E’ il secondo minuto di Roma–Atalanta: Under, sulla corsia destra, finta per rientrare sul mancino e crossa al centro dell’area. Ti aspetti Džeko e invece arriva Javier Pastore che, spalle alla porta, accarezza la palla con il tacco e la spedisce in rete con il benevolo aiuto del palo interno. Un gol meraviglioso, la pennellata di uno di quegli intermittenti artisti del pallone che fanno innamorare i tifosi, non meno di quanto facciano ammattire i propri allenatori.
Eusebio Di Francesco nel post-partita: “Pastore? La scorsa settimana ha sbagliato tutti i palloni e non poteva giocare. Gli ho chiesto più qualità e oggi l’ha messa in campo. Dopo il gol è sparito. Quando viene tra le linee diventa un giocatore importante. Io non sono fissato nel 4-3-3, io cerco di mettere i miei giocatori nella condizione migliore”
Nella partita di lunedì sera c’è tutto El Flaco: lampi di classe cristallina, equivoci tattici, inspiegabili pause. Nato a Córdoba il 20 giugno 1989, dopo un secondo posto nel torneo di clausura 2009 con la maglia dell’Huracán approda in Italia, nel Palermo di Zamparini.
Walter Sabatini, all’epoca Direttore Sportivo del Palermo, disse di lui: «Pastore arrivò in ritiro in montagna, direttamente dall’aeroporto. Il presidente Zamparini mi chiese di farlo giocare cinque minuti. Pastore, anche se stanco, fece una giocata straordinaria: stop e tunnel. Io dovevo andare in bagno, mi diressi nello spogliatoio, trovai Zamparini che piangeva dall’emozione davanti al bel gesto di Pastore. Si complimentò anche con me, l’unica volta»
Trequartista moderno, molto agile nonostante i suoi 187 centimetri, capace di grandi accelerazioni dopo il primo controllo per poi servire assist precisi sul taglio dei compagni, Pastore disputa con i rosanero due stagioni in crescendo: nella seconda mette a segno ben 13 reti e trascina i siciliani alla finale di Coppa Italia, persa contro l’Inter.
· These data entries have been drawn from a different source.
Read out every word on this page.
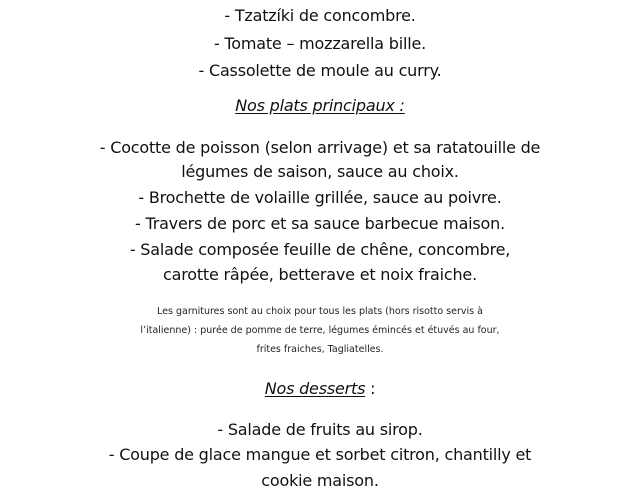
- Tzatzíki de concombre.
- Tomate – mozzarella bille.
- Cassolette de moule au curry.
Nos plats principaux :
- Cocotte de poisson (selon arrivage) et sa ratatouille de
légumes de saison, sauce au choix.
- Brochette de volaille grillée, sauce au poivre.
- Travers de porc et sa sauce barbecue maison.
- Salade composée feuille de chêne, concombre,
carotte râpée, betterave et noix fraiche.
Les garnitures sont au choix pour tous les plats (hors risotto servis à
l’italienne) : purée de pomme de terre, légumes émincés et étuvés au four,
frites fraiches, Tagliatelles.
Nos desserts :
- Salade de fruits au sirop.
- Coupe de glace mangue et sorbet citron, chantilly et
cookie maison.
Arriva così la chiamata del Paris Saint Germain, che sborsa 43 milioni di euro facendo dell’argentino l’acquisto – all’epoca – più caro nella storia della Ligue 1. L’impatto con il campionato francese, concluso al secondo posto alle spalle del Montpellier, è scintillante: 13 gol in 33 presenze. Ma già dalla stagione successiva, il rendimento cala: 4 reti nel 2012-2013, una soltanto l’anno seguente, quello dell’approdo di Laurent Blanc sulla panchina dei parigini. Proprio con Blanc, fautore di un 4-3-3 che non prevede il trequartista, Pastore vede diminuire notevolmente il minutaggio a disposizione: nel 2015-2016 le sue presenze in campionato sono solo 16, anche a causa di alcune noie fisiche. Con l’arrivo di Unai Emery la musica non cambia: El Flaco, nonostante il suo talento immenso – e 5 titoli di campione di Francia in bacheca – è ormai ai margini del progetto tecnico.
Ora la chiamata della Roma, che ha investito 20 milioni più 4 di bonus: pur in un contesto che non sembra fatto su misura per lui, Di Francesco è infatti estremamente legato al 4-3-3, Pastore è indubbiamente uno dei giocatori dotati di maggior qualità dell’intera Serie A. Potrà ancora illuminare la scena come ai tempi di Palermo?